Dr.Soto observou que “[es]estudos em modelos de camundongos são necessários como um primeiro passo para analisar a eficácia de uma estratégia terapêutica. Claro", acrescentou, "ratos não são humanos, então precisaríamos mostrar que nossa abordagem funciona na 'vida real' com 'pacientes reais'".

“A troca de sangue total – como fizemos neste estudo – não é viável em humanos [como tal], mas existem duas tecnologias atualmente na prática médica comum que podem funcionar: plasmaférese e diálise sanguínea. Atualmente, estamos adaptando essas técnicas para estudos com camundongos e, se obtivermos resultados positivos, o próximo passo será iniciar alguns ensaios clínicos em humanos afetados pela DA.”

– Dra.Cláudio Soto

Também conversamos com o Dr.Erik S.Musiek, professor de neurologia da Escola de Medicina da Universidade de Washington em St.Louis, que não participou deste estudo.

Comentando o estudo, o Dr.Musiek observou: “Os autores se concentram na ideia de que existe um pool de beta-amilóide na periferia que está em equilíbrio com o do cérebro, e que a adição de sangue com beta-amilóide mínimo cria um sumidouro pelo qual o beta-amilóide é transferido do cérebro para o sangue, limitando a formação de placas. Essa hipótese de sumidouro periférico existe há muito tempo e foi demonstrada em camundongos após a administração de anticorpos Abeta”.

“No entanto, provavelmente há muitos outros mecanismos possíveis em jogo aqui”, alertou.Além disso, de acordo com o Dr. Musiek, “[o] fato de que os doadores de sangue são jovens, enquanto os camundongos modelo AD que recebem o sangue envelhecem bastante (13 meses), sugere que pode haver fatores no sangue jovem que limitam diretamente o beta -patologia amilóide e promover a cognição.”
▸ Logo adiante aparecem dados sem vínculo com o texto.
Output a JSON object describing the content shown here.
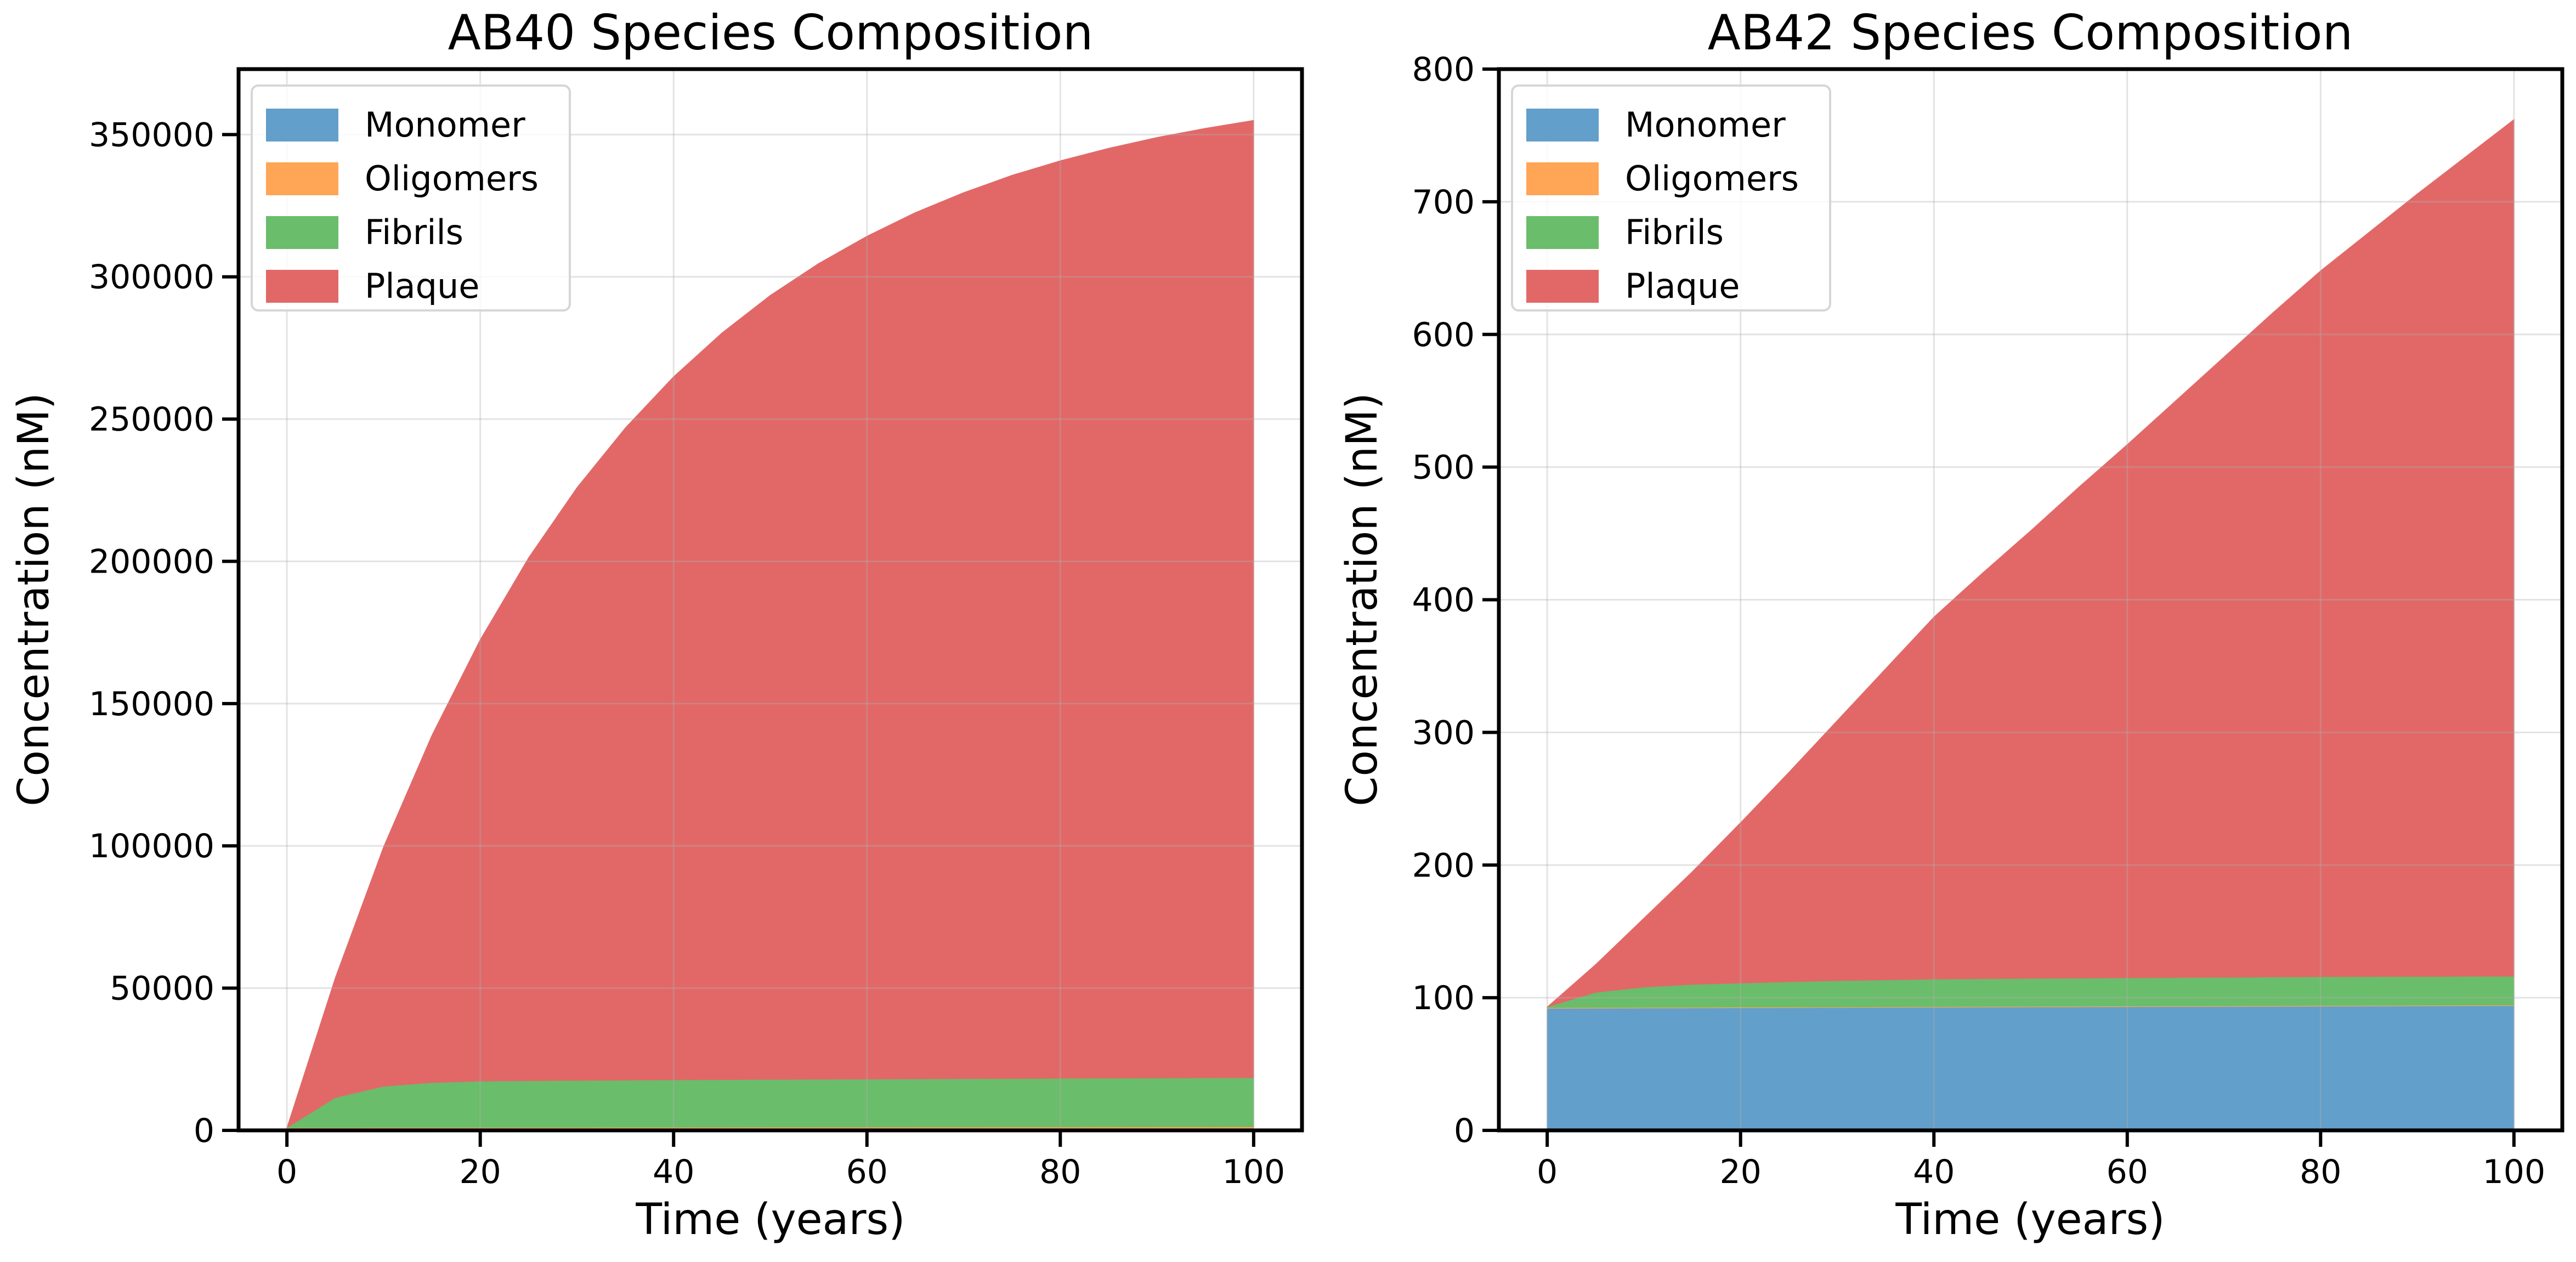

“Também é possível que o sangue fresco e jovem altere a resposta imune no cérebro dos receptores, facilitando o metabolismo beta-amilóide”Dr.Musiek levantou a hipótese. “Finalmente, ainda não está claro se a troca de sangue em camundongos que já têm uma carga significativa de placas pode aumentar a remoção de placas, em vez de impedir seu acúmulo inicial”.

“Isso é muito importante, pois geralmente identificamos pessoas com DA pré-clínica com base no fato de já terem placas, e as terapias de prevenção primária para evitar esse acúmulo gradual de placas são muito difíceis de implementar em humanos. No entanto, este estudo certamente revela um fenômeno muito interessante e deve inspirar pesquisas futuras”, disse o Dr.Música.